In November of 1980, I was the director of Juvenile Advocates, a
legal advocacy program for incarcerated teens located in Morgantown,
West Virginia. My job consisted of monitoring the treatment of
juveniles who were locked up in county jails, detention centers and
what were known then, as reform schools. Perhaps the most interesting
part of the job was that about every two weeks I would drive the
roller-coaster roads of the state to interview the kids locked up in
the various institutions from the West Virginia Industrial School for
Boys in
Pruntytown to the West Virginia Industrial School for Girls in Salem
and the Leckie Youth Center, located way down in the coalfields of
McDowell County.
The names “Industrial School” and “Reform School” were vestiges of the early 20th century reform movement.
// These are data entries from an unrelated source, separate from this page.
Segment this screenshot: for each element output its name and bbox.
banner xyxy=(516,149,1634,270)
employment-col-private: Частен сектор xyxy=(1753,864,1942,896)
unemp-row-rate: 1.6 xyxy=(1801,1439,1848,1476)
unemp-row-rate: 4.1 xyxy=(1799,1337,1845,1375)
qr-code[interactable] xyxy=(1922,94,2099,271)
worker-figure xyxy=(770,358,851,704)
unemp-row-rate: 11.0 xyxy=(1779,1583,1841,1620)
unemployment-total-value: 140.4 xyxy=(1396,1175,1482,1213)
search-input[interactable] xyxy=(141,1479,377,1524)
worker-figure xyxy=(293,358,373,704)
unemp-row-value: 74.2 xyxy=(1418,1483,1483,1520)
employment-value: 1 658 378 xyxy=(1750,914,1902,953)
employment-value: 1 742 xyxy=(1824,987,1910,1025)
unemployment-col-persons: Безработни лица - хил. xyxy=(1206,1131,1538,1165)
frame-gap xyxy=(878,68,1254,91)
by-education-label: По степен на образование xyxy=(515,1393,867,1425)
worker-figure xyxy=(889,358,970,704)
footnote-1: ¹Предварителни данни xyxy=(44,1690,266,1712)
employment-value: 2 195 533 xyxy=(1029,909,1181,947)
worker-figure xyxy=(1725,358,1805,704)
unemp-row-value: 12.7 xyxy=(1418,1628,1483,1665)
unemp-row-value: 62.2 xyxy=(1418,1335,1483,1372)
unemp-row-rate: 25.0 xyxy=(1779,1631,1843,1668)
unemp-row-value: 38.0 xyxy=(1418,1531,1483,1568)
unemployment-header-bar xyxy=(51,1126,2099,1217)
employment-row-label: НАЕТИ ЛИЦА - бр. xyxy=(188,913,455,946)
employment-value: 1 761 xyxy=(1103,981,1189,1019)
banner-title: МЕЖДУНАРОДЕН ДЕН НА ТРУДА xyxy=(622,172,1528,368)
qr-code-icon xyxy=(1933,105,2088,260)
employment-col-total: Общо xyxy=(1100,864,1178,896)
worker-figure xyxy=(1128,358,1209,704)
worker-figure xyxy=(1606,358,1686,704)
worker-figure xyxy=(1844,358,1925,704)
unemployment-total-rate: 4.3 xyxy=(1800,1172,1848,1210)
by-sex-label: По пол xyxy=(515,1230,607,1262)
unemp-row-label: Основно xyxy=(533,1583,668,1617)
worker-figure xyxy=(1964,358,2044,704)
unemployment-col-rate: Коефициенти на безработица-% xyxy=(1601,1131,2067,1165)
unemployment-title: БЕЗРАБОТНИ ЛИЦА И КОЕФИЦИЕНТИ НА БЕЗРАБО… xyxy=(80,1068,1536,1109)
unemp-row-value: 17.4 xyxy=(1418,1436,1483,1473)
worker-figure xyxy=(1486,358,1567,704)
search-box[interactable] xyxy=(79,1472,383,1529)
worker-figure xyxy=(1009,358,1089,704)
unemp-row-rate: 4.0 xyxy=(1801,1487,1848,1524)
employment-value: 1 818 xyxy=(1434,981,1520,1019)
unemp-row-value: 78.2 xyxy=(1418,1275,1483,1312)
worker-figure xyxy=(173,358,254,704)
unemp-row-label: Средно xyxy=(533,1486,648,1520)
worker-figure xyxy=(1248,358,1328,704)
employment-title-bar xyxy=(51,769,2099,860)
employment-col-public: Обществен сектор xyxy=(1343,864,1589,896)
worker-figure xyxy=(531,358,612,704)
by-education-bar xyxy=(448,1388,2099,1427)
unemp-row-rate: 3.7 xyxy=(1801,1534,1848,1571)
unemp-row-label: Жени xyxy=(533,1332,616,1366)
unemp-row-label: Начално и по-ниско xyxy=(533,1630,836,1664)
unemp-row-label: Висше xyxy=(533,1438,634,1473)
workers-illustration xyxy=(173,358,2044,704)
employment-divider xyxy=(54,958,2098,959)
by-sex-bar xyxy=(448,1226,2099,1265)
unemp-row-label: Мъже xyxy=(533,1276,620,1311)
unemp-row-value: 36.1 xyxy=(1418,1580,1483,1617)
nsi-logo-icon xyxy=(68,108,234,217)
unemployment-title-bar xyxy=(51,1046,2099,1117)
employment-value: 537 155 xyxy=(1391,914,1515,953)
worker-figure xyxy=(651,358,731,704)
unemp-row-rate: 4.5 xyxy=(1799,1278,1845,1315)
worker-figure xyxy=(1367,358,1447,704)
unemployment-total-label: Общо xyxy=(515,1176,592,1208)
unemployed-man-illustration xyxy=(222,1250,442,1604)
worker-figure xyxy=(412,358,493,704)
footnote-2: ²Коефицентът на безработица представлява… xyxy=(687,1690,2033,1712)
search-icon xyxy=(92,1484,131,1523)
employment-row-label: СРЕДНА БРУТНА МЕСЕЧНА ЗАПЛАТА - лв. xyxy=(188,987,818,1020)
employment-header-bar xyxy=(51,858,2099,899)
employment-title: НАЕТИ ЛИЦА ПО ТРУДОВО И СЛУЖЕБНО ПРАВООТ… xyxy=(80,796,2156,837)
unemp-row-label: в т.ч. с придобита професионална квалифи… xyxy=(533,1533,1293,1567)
Prior to that age of enlightenment, teenagers who broke the law were treated identical to adults. They were tried in criminal courts, locked up in state prisons along side adult inmates and even hung from the gallows. With the advent of the progressive movement, delinquency came to be thought of more as a social problem having its roots in poverty, discrimination and family disintegration. I could quote the great turn-of-the century social reformer Jane Adams, but I think the Jets provide the most eloquent explanation: “Dear Kindly Sgt. Krupke, you gotta understand, it’s just our upbringing upke that gets us out of hand, our mothers all are junkies, our fathers are all drunks, golly Moses naturally we’re punks.” Rather than punish delinquents in prisons, the thinking went, they should be sent to schools to be ‘reformed,’ made more ‘industrious.’